Not just what you said. What the agent decided because of what you said. What it learned from your corrections and never got wrong again. The causal chain from a conversation you had in January to a decision the agent made in September because of what you established in January.
People hear “remember everything forever” and think it requires a data center. It requires a USB stick.
The decay model means the agent is not burdened by noise. Old facts that stopped being relevant fade naturally. Decisions and corrections that you keep referencing stay strong. The memory behaves more like how you actually work — the things that matter surface, the things that do not matter quiet down.
And here is what makes this portable in a way that nothing current is: the .amem file does not belong to Claude, or GPT, or any specific provider. It belongs to you. Start with one model, switch to another — every agent picks up the same brain file and knows everything the previous ones learned about you. Your history with an agent should not be trapped inside the provider’s servers. It should live with you, travel with you, and survive every model upgrade and platform switch that will happen over the next decade.

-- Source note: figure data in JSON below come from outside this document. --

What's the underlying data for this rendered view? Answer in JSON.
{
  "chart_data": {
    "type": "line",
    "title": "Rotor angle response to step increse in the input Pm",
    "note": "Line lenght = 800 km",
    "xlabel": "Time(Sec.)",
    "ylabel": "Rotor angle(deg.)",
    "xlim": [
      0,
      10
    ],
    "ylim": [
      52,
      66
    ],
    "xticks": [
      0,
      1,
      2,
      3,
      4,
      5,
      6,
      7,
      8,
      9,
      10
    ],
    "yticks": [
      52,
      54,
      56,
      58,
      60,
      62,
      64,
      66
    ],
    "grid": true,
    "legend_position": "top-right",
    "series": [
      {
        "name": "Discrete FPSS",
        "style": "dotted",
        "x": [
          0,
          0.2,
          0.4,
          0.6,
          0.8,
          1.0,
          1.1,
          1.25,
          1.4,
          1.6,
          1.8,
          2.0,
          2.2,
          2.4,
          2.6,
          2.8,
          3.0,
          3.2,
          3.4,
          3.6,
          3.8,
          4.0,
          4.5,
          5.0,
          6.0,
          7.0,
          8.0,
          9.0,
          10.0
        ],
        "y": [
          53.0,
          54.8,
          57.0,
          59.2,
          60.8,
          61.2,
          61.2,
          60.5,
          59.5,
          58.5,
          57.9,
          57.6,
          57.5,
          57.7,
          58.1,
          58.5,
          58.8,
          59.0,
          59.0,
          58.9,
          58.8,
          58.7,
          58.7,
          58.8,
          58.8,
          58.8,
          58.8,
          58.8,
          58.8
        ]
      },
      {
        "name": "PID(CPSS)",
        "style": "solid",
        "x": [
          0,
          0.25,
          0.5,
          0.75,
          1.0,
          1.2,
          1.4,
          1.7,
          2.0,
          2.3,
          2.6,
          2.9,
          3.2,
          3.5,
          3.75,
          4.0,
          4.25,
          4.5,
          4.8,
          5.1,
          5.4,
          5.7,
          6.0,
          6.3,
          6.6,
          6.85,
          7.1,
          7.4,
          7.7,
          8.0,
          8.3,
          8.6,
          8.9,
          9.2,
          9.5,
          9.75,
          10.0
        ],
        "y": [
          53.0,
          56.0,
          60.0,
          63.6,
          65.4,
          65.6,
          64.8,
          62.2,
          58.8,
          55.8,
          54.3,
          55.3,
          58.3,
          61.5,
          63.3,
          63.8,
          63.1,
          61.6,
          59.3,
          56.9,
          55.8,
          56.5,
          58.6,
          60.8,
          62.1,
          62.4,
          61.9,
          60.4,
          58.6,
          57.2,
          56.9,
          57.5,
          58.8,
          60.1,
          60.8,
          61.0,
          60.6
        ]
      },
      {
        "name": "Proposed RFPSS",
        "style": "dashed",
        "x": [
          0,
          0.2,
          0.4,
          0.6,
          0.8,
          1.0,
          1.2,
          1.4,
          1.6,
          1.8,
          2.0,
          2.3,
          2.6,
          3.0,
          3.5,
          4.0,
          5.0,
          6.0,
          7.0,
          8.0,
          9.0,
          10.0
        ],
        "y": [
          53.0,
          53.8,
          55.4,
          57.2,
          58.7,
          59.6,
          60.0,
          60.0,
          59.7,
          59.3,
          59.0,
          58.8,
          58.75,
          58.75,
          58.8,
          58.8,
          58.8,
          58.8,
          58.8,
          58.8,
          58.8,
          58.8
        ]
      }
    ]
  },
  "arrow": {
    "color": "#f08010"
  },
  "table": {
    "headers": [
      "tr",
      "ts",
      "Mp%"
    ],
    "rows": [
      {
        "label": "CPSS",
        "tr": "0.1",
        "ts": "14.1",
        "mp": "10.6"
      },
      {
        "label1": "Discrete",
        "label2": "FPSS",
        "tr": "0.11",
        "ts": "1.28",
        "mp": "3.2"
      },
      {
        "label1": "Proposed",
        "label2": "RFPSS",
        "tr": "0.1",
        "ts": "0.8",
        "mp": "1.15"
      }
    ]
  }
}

The memory problem in AI agents is not a storage problem. It is a structure problem. Everyone who tried to solve it reached for a bigger whiteboard. What it actually needed was a proper filing system, with relationships between the files, a record of how each file was used, and a way to trace back through every decision to the facts that grounded it.
That is what this is. And it fits on a USB stick.
The memory format and query engine are in active development. More on the embedding integration when there is something worth writing about.